30. A device according to claim 3 wherein said pharmaceutically acceptable active agent is selected from a group of drugs of poor bioavailability, said drugs being selected from the group consisting of anti-hypertensives, immunosuppressants, anti-inflammatories, diuretics, antiepileptics, cholesterol lowering drugs, hormonals hypoglycemics, antiviral drugs, nasal decongestants, antimicrobials, anti-arthritics, analgesics, anti-cancer drugs, anti-parasitics, proteins, peptides, polypeptides, CNS stimulants, CNS depressants, 5 HT inhibitors, anti-schizophrenics, anti-Alzheimer drugs, anti-psoriatics, steroidals, oligonucleotides, anti-ulcer drugs, proton pump inhibitors, anti-asthmatics, thrombolyitics and vitamins.

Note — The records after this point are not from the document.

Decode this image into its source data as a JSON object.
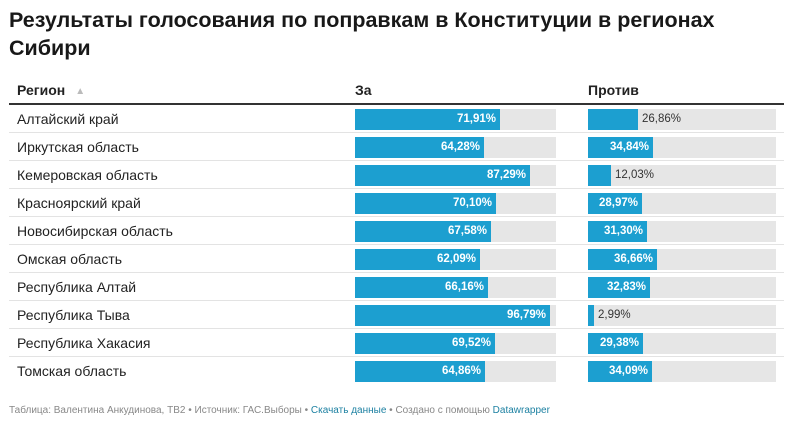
{
  "title": "Результаты голосования по поправкам в Конституции в регионах Сибири",
  "header": {
    "region": "Регион",
    "za": "За",
    "protiv": "Против"
  },
  "chart_data": {
    "type": "table",
    "columns": [
      "Регион",
      "За",
      "Против"
    ],
    "rows": [
      {
        "region": "Алтайский край",
        "za": 71.91,
        "za_label": "71,91%",
        "protiv": 26.86,
        "protiv_label": "26,86%"
      },
      {
        "region": "Иркутская область",
        "za": 64.28,
        "za_label": "64,28%",
        "protiv": 34.84,
        "protiv_label": "34,84%"
      },
      {
        "region": "Кемеровская область",
        "za": 87.29,
        "za_label": "87,29%",
        "protiv": 12.03,
        "protiv_label": "12,03%"
      },
      {
        "region": "Красноярский край",
        "za": 70.1,
        "za_label": "70,10%",
        "protiv": 28.97,
        "protiv_label": "28,97%"
      },
      {
        "region": "Новосибирская область",
        "za": 67.58,
        "za_label": "67,58%",
        "protiv": 31.3,
        "protiv_label": "31,30%"
      },
      {
        "region": "Омская область",
        "za": 62.09,
        "za_label": "62,09%",
        "protiv": 36.66,
        "protiv_label": "36,66%"
      },
      {
        "region": "Республика Алтай",
        "za": 66.16,
        "za_label": "66,16%",
        "protiv": 32.83,
        "protiv_label": "32,83%"
      },
      {
        "region": "Республика Тыва",
        "za": 96.79,
        "za_label": "96,79%",
        "protiv": 2.99,
        "protiv_label": "2,99%"
      },
      {
        "region": "Республика Хакасия",
        "za": 69.52,
        "za_label": "69,52%",
        "protiv": 29.38,
        "protiv_label": "29,38%"
      },
      {
        "region": "Томская область",
        "za": 64.86,
        "za_label": "64,86%",
        "protiv": 34.09,
        "protiv_label": "34,09%"
      }
    ],
    "xlim": [
      0,
      100
    ],
    "bar_color": "#1c9fd0",
    "track_color": "#e6e6e6"
  },
  "footer": {
    "prefix": "Таблица: Валентина Анкудинова, ТВ2 • Источник: ГАС.Выборы • ",
    "download_link": "Скачать данные",
    "middle": " • Создано с помощью ",
    "datawrapper_link": "Datawrapper"
  },
  "icons": {
    "sort": "sort-ascending-icon"
  }
}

31. A device according to claim 3 wherein said pharmaceutically acceptable active agent is a compound metabolized by Cytochrome P450 3A enzymes, said compound being selected from the group including but not limited to Alprazolam, Amiodarone, Amitriptyline, Astemizole, Atrovastatin, Budesonide, Bupropion, Buspirone, Caffeine, Carbamazepime, Cerivastatin, Cisapride, Claritromycin, Clomipramin, Clonazepam, Codeine, Cyclosporine, Dexametazone, Dextrometorphan, DHEA, Diazepam, Diltiazem, Disopiramide, Donepezil, Doxycicline, Erytromycin, Estradiol, Ethylestradiol, Felodipine, Fluoxetine, Imipramine, Lanzoprazole, Lidocaine, Loratidine, Lovastatin, Midazolam, Nefazodone, Nicardipine, Nifedipine, Nizoldipine, Norethindrone, Omeprazole, Ondansetron, Orphenadrine, Paroxetine, Progesterone, Pro[afenone, Quethiapine, Quinidine, Rifampin, Sertraline, Sibutramine, Sildenafil, Simvastatin, Tacrolimus, Tamoxifen, Terfenadine, Testosterone, Theophyline, Trazodone, Triazolam, Venlafaxine, Verapamyl, Vinblastine, (R)-Warfarin, Zolpidem.

32. A device according to claim 1, wherein the active agent is active agent is selected from the group consisiting of peptides, proteins, polypeptides, oligonucleotides or polysaccharides.

33. A device according to claim 32 wherein said polypeptides are selected from the group consisting of, therapeutical agents, nutritional products, steroids, hormones, insulin, growth hormone (GH), growth hormone releasing hormone (GHRH), epithelial growth factor, vascular endothelial growth and permeability factor (VEGPF), nerve growth factor, cytokines, interleukins, interferons, GMCSF, hormone-like products, neurological factor, neurotropic factor, neurotransmitter, neuromodulator, enzyme, antibody, peptide, proteic fragment, vaccine, adjuvant, an antigene, immune stimulating or inhibiting factor, heomatopoietic factor, anti-cancer product, anti-inflammatory agent, anti-parasitic compound, anti-microbial agent, cell proliferation inhibitor or activator, cell differentiating factor, blood coagulation factor, immunoglobulin, anti-angiogenic product, negative selective markers or “suicide” agent, toxic compound, anti-angiogenic agent, and the like, and structurally similar bioactive equivalents thereof.